Shanghai: a new frontier
Back in September 2013, things began to change with the opening of the Shanghai Free Trade Zone – widely viewed as the Government’s “test-bed” for economic and policy reforms and one of its most ambitious economic experiments for decades.
At the time of launching the zone the Government announced plans to open up the games console market and that was confirmed by the State Council earlier this week.
So far so good for the games console industry.
But what about those conditions?
1. Consoles have to be made in the Shanghai Free Trade Zone. The first big condition is that the consoles have to be made in the Shanghai Free Trade Zone. Import of the devices will still be banned. So for interested parties factory capacity will need to be developed within the zone.

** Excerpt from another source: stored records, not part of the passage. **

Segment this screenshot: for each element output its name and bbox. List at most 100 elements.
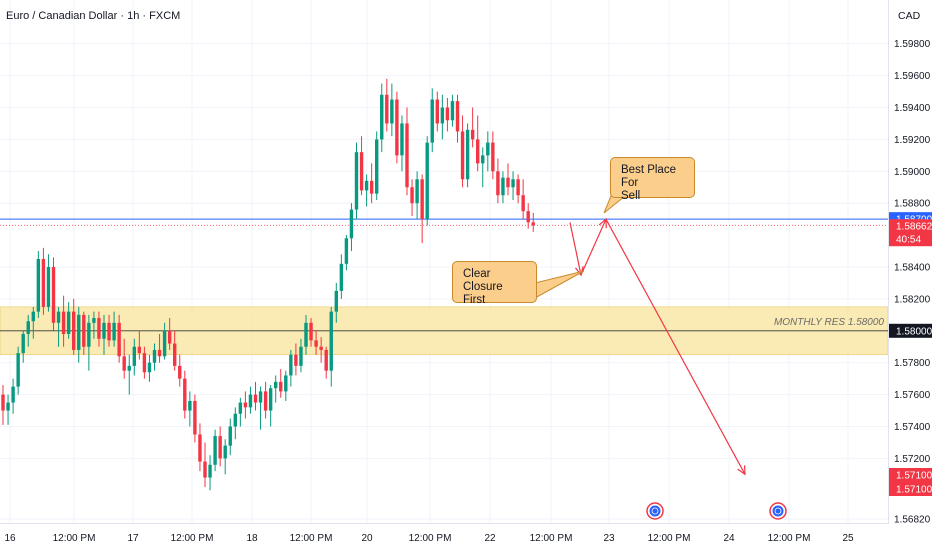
candle-body	[319, 346, 323, 350]
candle	[72, 298, 76, 355]
candle-body	[486, 142, 490, 156]
candle	[284, 370, 288, 401]
candle	[6, 394, 10, 425]
candle	[425, 136, 429, 226]
candle	[92, 311, 96, 339]
economic-event-icon[interactable]	[769, 502, 787, 520]
candle-body	[405, 123, 409, 188]
candle	[127, 354, 131, 395]
candle-body	[218, 436, 222, 459]
price-tick-label: 1.58200	[894, 294, 931, 305]
candle-body	[102, 322, 106, 339]
badge-background	[889, 482, 932, 496]
badge-background	[889, 219, 932, 234]
candle-body	[430, 99, 434, 143]
price-tick-label: 1.57600	[894, 390, 931, 401]
candle	[390, 83, 394, 137]
candle-body	[203, 461, 207, 478]
candle-body	[460, 131, 465, 180]
candle-body	[435, 99, 439, 124]
candle	[77, 306, 81, 363]
candle-body	[334, 290, 338, 312]
candle-body	[420, 179, 424, 220]
candle	[46, 254, 51, 312]
price-tick-label: 1.59600	[894, 71, 931, 82]
time-axis[interactable]: 16 12:00 PM 17 12:00 PM 18 12:00 PM 20 12:00 PM…	[4, 533, 854, 544]
price-tick-label: 1.58800	[894, 199, 931, 210]
best-place-note[interactable]: Best Place For Sell	[610, 157, 695, 202]
time-tick-label: 12:00 PM	[53, 533, 96, 544]
time-tick-label: 20	[361, 533, 373, 544]
candle	[82, 311, 86, 355]
candle-body	[87, 322, 91, 347]
candle	[526, 203, 530, 229]
candle-body	[324, 349, 328, 371]
price-tick-label: 1.59200	[894, 135, 931, 146]
candle	[122, 338, 126, 379]
candle	[31, 306, 35, 339]
candle-body	[445, 107, 450, 121]
candle	[157, 333, 162, 363]
candle-body	[410, 187, 414, 204]
candle-body	[112, 322, 116, 341]
candles	[1, 78, 535, 491]
time-tick-label: 22	[484, 533, 496, 544]
price-tick-label: 1.59000	[894, 167, 931, 178]
candle-body	[97, 318, 101, 339]
candle	[309, 318, 313, 347]
candle	[223, 439, 227, 475]
candle	[369, 163, 374, 204]
symbol-title[interactable]: Euro / Canadian Dollar · 1h · FXCM	[6, 10, 180, 22]
candle	[349, 203, 354, 252]
candle-body	[369, 180, 374, 194]
candle	[193, 394, 197, 443]
candle	[521, 179, 525, 220]
candle-body	[61, 311, 66, 334]
economic-event-icon[interactable]	[646, 502, 664, 520]
price-axis[interactable]: 1.59800 1.59600 1.59400 1.59200 1.59000 1.588…	[894, 39, 931, 525]
candle-body	[122, 356, 126, 371]
candle-body	[21, 333, 25, 354]
candle-body	[415, 179, 419, 204]
candle	[132, 338, 136, 376]
candle-body	[1, 394, 5, 411]
candle-body	[329, 311, 333, 371]
candle-body	[380, 94, 384, 140]
candle-body	[157, 349, 162, 357]
projection-arrowhead	[737, 465, 746, 476]
time-tick-label: 12:00 PM	[530, 533, 573, 544]
candle	[314, 330, 318, 355]
clear-closure-callout-pointer	[534, 270, 585, 299]
candle	[344, 235, 349, 271]
candle-body	[440, 107, 445, 124]
candle	[167, 318, 172, 350]
candle	[258, 386, 263, 430]
candle	[450, 94, 455, 127]
candle-body	[455, 101, 460, 132]
monthly-res-label: MONTHLY RES 1.58000	[774, 317, 884, 328]
candle-body	[127, 365, 131, 371]
candle-body	[31, 311, 35, 322]
candle	[36, 251, 41, 319]
candle-body	[465, 129, 470, 180]
candle	[445, 97, 450, 132]
candle-body	[309, 322, 313, 341]
candle-body	[66, 311, 71, 334]
candle-body	[359, 152, 364, 191]
price-tick-label: 1.56820	[894, 515, 931, 526]
candle-body	[107, 322, 111, 341]
data-source: FXCM	[149, 10, 181, 22]
price-tick-label: 1.59400	[894, 103, 931, 114]
candle	[430, 88, 434, 153]
projected-path[interactable]	[569, 217, 746, 476]
candle	[511, 171, 515, 201]
clear-closure-note[interactable]: Clear Closure First	[452, 261, 537, 306]
candle-body	[41, 259, 46, 307]
candle-body	[51, 267, 56, 323]
badge-background	[889, 323, 932, 338]
candle-body	[284, 375, 288, 392]
candle-body	[263, 391, 268, 411]
candle-body	[223, 445, 227, 459]
candle	[97, 311, 101, 347]
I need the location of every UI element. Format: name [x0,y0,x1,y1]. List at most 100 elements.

2. Look out for the censorship rules. Devices and games will be subject to review and, of course, censorship. Government announcements couldn’t have been clearer on this point: “We want to open the window a crack to get some fresh air, but we still need a screen to block the flies and mosquitoes”. The specific rules will be written by China’s Ministry of Culture, a body responsible for monitoring media content. Although there is no fixed timeframe for the publication of these rules, one can make a pretty good educated guess about their focus. Indeed, comments at a press release on 10 January 2014 led by Cai Wu, head of the Ministry, probably tell us all we need to know: “Things that are hostile to China, or not in conformity with the outlook of China’s government, won’t be allowed”.
3. This might all be temporary. This is an experimental project and, it seems, may only be temporary. This reflects the “test-bed” nature of the Shanghai zone but won’t be hugely reassuring for international organisations considering ramping up factory capacity in the Shanghai zone with limited guarantees that the ban will remain lifted.
An opportunity that can’t be ignored?
But despite the conditions and despite various commentators pointing to an additional concern – the rampant nature of piracy in China – this development is undoubtedly huge news for the video games industry.
China is already the world’s third-largest video games market and by 2017 it is expected to surpass Japan to become second only to the USA. There is simply no ignoring a potential market of this size.